Cambridge cannabis pharma GW sold to US rival in landmark $7bn deal
British pharmaceutical firm GW has been sold to US rival Jazz Pharmaceuticals for $7.2bn (£5.3bn), sending shares in the Cambridge-based company soaring.
Jazz will acquire GW for $220 per American depository share, with $200 paid in cash and the remaining $20 in Jazz shares.
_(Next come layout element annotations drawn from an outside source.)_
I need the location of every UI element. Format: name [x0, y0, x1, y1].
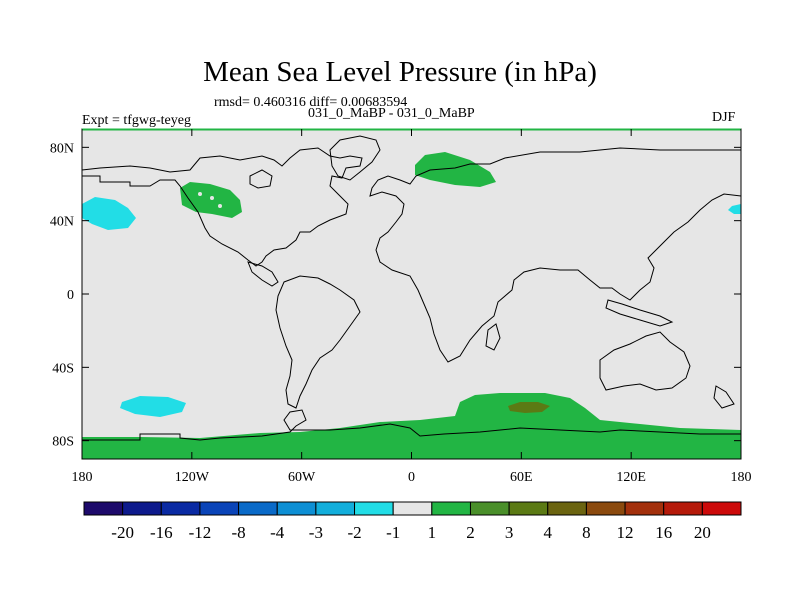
coastline-australia — [599, 331, 691, 391]
coastline-new-zealand — [713, 385, 735, 409]
colorbar-box — [160, 501, 201, 516]
arctic-positive-region — [415, 152, 496, 187]
colorbar-box — [431, 501, 471, 516]
colorbar-box — [276, 501, 317, 516]
colorbar-label: 20 — [694, 523, 711, 542]
colorbar-label: 8 — [582, 523, 591, 542]
colorbar-label: 3 — [505, 523, 514, 542]
coastline-eurasia — [369, 147, 741, 363]
colorbar-box — [701, 501, 742, 516]
colorbar-box — [315, 501, 356, 516]
colorbar-box — [508, 501, 549, 516]
colorbar-label: -20 — [111, 523, 134, 542]
colorbar-label: -12 — [189, 523, 212, 542]
colorbar-label: -8 — [232, 523, 246, 542]
colorbar-label: -3 — [309, 523, 323, 542]
colorbar-box — [83, 501, 124, 516]
coastline-north-america — [82, 147, 363, 267]
colorbar-label: 2 — [466, 523, 475, 542]
x-tick-label: 120E — [616, 470, 646, 485]
coastline-south-america — [275, 275, 361, 409]
x-tick-label: 60E — [510, 470, 533, 485]
y-tick-label: 40S — [52, 361, 74, 376]
axes: 180 120W 60W 0 60E 120E 180 80N 40N 0 40S 80S — [50, 129, 752, 485]
coastline-madagascar — [485, 323, 501, 351]
colorbar-box — [469, 501, 510, 516]
colorbar-box — [547, 501, 587, 516]
coastlines — [82, 135, 741, 441]
chart-title: Mean Sea Level Pressure (in hPa) — [203, 56, 597, 88]
indian-ocean-max-region — [508, 402, 550, 413]
center-label: 031_0_MaBP - 031_0_MaBP — [308, 106, 475, 121]
stats-label: rmsd= 0.460316 diff= 0.00683594 — [214, 95, 408, 110]
antarctic-positive-region — [82, 393, 741, 459]
northeast-pacific-negative-region — [728, 204, 741, 214]
x-tick-label: 120W — [175, 470, 210, 485]
x-tick-label: 180 — [72, 470, 93, 485]
colorbar-box — [199, 501, 240, 516]
x-tick-label: 60W — [288, 470, 316, 485]
colorbar-box — [392, 501, 433, 516]
coastline-antarctica — [82, 409, 741, 441]
colorbar-box — [624, 501, 665, 516]
colorbar-label: -4 — [270, 523, 285, 542]
colorbar-box — [122, 501, 162, 516]
y-tick-label: 0 — [67, 288, 74, 303]
colorbar-label: -16 — [150, 523, 173, 542]
colorbar-label: 16 — [655, 523, 672, 542]
colorbar-label: -2 — [347, 523, 361, 542]
north-pacific-negative-region — [82, 197, 136, 230]
colorbar-box — [354, 501, 394, 516]
coastline-arctic-islands — [249, 169, 273, 189]
colorbar-label: -1 — [386, 523, 400, 542]
colorbar-label: 1 — [428, 523, 437, 542]
y-tick-label: 80N — [50, 141, 74, 156]
y-tick-label: 40N — [50, 215, 74, 230]
coastline-central-america — [247, 261, 279, 287]
colorbar-box — [585, 501, 626, 516]
colorbar: -20 -16 -12 -8 -4 -3 -2 -1 1 2 3 4 8 12 16 20 — [83, 501, 742, 542]
coastline-se-asia-islands — [605, 299, 674, 327]
experiment-label: Expt = tfgwg-teyeg — [82, 113, 191, 128]
season-label: DJF — [712, 110, 736, 125]
x-tick-label: 180 — [731, 470, 752, 485]
colorbar-label: 12 — [617, 523, 634, 542]
colorbar-box — [663, 501, 703, 516]
anomaly-layer — [82, 152, 741, 459]
south-pacific-negative-region — [120, 396, 186, 417]
y-tick-label: 80S — [52, 435, 74, 450]
colorbar-label: 4 — [544, 523, 553, 542]
coastline-greenland — [329, 135, 381, 181]
colorbar-box — [238, 501, 278, 516]
x-tick-label: 0 — [408, 470, 415, 485]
The price tag of $7.2bn marks a 50 per cent premium on GW’s closing price yesterday.
Shares in GW, which is listed on the Nasdaq, surged almost 50 per cent following the announcement.
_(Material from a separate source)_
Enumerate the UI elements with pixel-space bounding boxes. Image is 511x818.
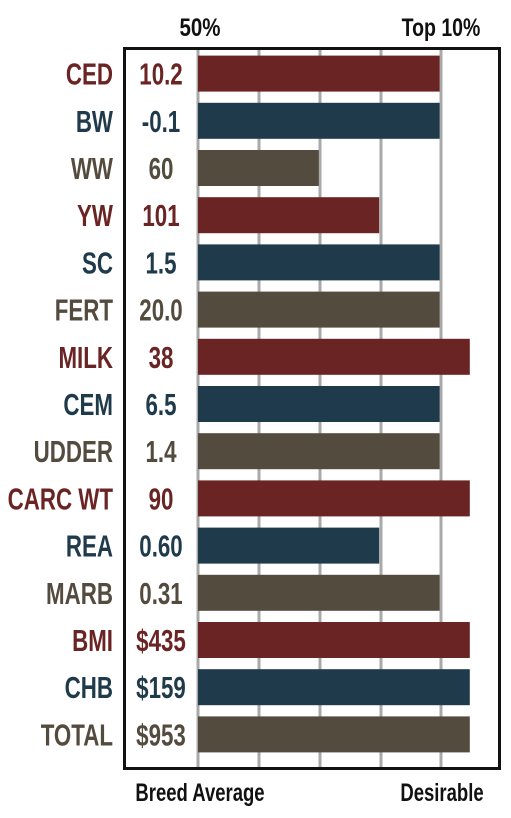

The mixed cash and share deal will see Jazz expand its neuroscience division through the addition of GW’s cannabis-based epilepsy treatment.
The drug, branded Epidolex, brought in sales of $132m in GW’s most recently reported quarter.
Jazz’s neuroscience unit makes up the bulk of its annual revenue of roughly $600m, but its treatments are currently focused on sleep disorders and cancer.
Epidolex was approved in the US in 2018 for use in patients aged two or older with rare childhood-onset forms of epilepsy.
The deal marks the growth of the US medical cannabis industry, which is forecast to reach $16bn in annual sales by 2025, according to research firm New Frontier Data.
“Over the last two decades, GW has built an unparalleled global leadership position in cannabinoid science, including the successful launch of Epidiolex, a breakthrough product within the field of epilepsy, and a diverse and robust neuroscience pipeline,” said GW chief executive Justin Gover.
“We believe that Jazz is an ideal growth partner that is committed to supporting our commercial efforts, as well as ongoing clinical and research programs.”
Dan Ahrens, chief operating officer and portfolio manager at AdvisorShares, which manages the Pure Cannabis ETF, said: “We’re surprised at the news… but not at all surprised by opportunity or the price.”
“Today could be a notable turning point as a more traditional pharma company has agreed to purchase GW Pharma,” said Nawan Butt, portfolio manager of the Medical Cannabis and Wellness UCITS ETF
But the deal is likely to come under close scrutiny from regulators amid concerns about the sale of strategic UK assets to foreign buyers.
The $40bn sale of British chipmaker Arm to US rival Nvidia last year sparked a backlash as critics warned the UK was “selling off its crown jewels”.
The sale of GW is subject to sanction by the High Court as well as regulatory approvals. If approved, it is expected to complete in the second quarter of 2021.